Apricot and Almond Cream Layered Cake

5
(1)

egglife wraps are made with cage-free eggs, not flour.

<1g CARBS, <35 CALORIES, 5-6g PROTEIN
The Perfect Wrap for Simple, Delicious, Nutrition!

Recipe and Photography by Emily Schiller, RDN @thestyledujour

4 oz unsalted butter, room temperature
7 oz sweetened condensed milk
4 oz reduced fat cream cheese, softened
1-2 tsp pure almond extract (use 2 tsp if more flavor is desired)
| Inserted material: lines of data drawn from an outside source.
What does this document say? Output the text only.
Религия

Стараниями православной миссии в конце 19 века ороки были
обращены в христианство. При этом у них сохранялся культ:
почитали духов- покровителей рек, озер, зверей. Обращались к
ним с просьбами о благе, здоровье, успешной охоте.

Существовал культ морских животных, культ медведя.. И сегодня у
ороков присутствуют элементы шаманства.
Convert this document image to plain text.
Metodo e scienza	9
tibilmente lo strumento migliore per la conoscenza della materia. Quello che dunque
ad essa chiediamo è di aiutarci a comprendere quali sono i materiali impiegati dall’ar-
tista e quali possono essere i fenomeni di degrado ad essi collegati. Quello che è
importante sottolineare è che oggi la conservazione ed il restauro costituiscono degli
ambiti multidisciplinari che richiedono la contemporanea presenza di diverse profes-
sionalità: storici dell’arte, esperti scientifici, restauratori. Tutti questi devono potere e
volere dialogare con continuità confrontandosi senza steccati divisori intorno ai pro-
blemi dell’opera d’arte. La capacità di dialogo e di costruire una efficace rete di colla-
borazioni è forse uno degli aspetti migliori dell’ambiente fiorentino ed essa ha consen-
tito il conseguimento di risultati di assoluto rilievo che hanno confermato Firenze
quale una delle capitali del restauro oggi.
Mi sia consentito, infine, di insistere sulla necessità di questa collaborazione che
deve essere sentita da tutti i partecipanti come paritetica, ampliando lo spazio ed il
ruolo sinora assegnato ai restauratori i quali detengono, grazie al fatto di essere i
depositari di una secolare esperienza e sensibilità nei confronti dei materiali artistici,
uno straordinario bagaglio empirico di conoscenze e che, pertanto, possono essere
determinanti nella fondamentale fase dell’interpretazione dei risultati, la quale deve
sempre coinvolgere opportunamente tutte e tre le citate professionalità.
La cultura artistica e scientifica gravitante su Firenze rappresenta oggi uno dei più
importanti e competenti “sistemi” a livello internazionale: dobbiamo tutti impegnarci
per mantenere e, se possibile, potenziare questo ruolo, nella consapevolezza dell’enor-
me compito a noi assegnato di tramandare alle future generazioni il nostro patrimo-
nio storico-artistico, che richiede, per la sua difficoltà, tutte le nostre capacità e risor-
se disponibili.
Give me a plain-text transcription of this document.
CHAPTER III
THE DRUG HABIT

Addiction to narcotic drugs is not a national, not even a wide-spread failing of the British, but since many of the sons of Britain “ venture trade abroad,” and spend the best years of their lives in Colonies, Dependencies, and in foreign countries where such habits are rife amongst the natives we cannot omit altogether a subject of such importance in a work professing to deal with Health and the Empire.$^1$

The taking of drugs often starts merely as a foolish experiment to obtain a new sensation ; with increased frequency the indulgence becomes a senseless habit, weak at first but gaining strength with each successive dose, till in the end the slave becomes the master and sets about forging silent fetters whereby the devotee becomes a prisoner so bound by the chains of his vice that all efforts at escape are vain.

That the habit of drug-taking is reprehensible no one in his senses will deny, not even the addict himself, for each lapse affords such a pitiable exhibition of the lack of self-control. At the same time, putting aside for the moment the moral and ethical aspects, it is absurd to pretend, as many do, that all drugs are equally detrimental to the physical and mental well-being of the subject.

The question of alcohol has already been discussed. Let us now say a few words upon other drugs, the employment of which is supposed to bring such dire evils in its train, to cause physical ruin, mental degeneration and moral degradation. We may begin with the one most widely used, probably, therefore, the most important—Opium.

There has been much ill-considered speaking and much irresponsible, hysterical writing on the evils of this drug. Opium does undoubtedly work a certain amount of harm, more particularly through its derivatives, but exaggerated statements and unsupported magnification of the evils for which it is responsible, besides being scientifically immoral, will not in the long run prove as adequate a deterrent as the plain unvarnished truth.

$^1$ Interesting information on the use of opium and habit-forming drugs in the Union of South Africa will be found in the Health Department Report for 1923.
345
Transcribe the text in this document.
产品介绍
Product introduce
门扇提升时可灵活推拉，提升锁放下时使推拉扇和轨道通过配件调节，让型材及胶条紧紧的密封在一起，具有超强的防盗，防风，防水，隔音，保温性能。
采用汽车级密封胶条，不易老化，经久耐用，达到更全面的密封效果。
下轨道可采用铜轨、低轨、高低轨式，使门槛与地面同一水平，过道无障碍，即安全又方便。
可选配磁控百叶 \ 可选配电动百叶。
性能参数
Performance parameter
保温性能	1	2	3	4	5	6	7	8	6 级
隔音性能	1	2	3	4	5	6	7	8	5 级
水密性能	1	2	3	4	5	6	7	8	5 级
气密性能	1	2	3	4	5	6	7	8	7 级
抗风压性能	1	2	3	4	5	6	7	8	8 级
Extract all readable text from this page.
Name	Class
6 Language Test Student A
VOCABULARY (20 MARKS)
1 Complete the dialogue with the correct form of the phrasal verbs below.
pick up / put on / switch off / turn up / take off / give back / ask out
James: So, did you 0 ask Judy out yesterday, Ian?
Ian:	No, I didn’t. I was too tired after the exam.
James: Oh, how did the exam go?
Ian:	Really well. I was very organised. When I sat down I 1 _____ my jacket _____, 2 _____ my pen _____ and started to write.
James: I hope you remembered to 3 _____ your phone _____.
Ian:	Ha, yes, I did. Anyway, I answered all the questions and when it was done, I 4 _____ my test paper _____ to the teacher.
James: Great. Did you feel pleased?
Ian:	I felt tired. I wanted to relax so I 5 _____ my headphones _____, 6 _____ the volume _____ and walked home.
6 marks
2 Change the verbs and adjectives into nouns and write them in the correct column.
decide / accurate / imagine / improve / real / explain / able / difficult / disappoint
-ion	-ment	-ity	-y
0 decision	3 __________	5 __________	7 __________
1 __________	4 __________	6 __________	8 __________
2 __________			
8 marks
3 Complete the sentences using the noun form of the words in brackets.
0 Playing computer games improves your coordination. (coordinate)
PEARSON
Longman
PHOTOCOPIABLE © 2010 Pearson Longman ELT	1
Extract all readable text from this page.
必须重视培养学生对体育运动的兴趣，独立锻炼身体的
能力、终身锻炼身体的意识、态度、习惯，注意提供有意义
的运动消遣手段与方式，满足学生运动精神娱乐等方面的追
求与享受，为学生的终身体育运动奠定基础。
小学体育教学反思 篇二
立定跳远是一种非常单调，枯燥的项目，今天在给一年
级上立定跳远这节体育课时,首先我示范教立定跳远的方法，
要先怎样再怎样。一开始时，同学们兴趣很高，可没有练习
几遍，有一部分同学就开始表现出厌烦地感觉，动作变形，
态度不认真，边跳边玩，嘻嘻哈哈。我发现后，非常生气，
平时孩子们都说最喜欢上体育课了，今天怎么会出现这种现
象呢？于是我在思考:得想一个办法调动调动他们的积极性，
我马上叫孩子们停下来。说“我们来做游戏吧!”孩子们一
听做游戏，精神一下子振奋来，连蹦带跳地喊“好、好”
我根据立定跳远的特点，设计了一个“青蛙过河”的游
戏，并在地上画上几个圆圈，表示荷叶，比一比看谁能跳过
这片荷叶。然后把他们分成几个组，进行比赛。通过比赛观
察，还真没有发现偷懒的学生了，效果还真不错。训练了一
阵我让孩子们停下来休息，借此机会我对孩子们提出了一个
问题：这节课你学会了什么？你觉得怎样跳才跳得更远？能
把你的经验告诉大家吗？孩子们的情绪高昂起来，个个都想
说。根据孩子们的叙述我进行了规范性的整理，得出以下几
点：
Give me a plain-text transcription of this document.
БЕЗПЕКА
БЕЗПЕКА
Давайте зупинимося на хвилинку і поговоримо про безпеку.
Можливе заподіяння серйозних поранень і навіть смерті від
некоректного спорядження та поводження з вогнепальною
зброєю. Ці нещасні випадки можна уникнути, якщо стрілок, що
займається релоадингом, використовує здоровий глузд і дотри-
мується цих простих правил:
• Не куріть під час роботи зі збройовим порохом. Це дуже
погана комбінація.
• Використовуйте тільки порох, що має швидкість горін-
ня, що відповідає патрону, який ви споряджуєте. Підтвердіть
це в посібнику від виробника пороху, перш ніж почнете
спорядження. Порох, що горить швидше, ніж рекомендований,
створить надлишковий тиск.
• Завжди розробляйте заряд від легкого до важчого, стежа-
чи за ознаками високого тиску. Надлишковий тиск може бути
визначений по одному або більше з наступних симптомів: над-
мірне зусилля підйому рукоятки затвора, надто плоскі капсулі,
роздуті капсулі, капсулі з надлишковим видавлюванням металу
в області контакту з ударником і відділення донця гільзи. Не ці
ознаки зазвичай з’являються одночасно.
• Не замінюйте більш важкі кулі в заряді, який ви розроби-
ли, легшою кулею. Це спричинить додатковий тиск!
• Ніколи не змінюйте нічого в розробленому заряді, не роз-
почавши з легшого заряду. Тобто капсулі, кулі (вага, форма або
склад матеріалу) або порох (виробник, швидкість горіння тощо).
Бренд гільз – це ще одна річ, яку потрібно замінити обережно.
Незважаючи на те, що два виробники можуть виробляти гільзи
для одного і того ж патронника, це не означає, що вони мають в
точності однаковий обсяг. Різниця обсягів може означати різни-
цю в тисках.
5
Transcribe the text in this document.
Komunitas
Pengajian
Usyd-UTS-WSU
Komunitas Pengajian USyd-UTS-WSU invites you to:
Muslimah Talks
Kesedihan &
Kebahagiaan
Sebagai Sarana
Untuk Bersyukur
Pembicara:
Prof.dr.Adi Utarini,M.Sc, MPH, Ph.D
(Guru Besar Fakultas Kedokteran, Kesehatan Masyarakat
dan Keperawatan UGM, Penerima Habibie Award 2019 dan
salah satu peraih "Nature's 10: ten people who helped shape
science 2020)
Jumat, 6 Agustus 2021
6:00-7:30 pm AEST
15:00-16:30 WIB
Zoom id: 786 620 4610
12 original egglife® wraps
½ cup apricot jam
optional: cardamom for dusting

Directions

STEP 1

Warm each egglife wrap on a non-stick skillet, about 1-2 minutes per side, and let cool on a wire rack.

STEP 2

Using a stand mixer and a whisk attachment, beat butter and sweetened condensed milk on high speed (about 5 minutes). Add softened cream cheese on medium high. Add almond extract and combine until smooth.

STEP 3

Place one egglife wrap on a plate or cake stand and top with almond cream (about 2 tbsp). Add an egglife wrap on top and top with apricot jam (about 2 tbsp). Continue with alternate almond cream and apricot jam. For the final and top layer, spread with remaining almond cream and dust with cardamom, if desired.

STEP 4

Place in freezer for about 1 hour to help firm. Remove and enjoy!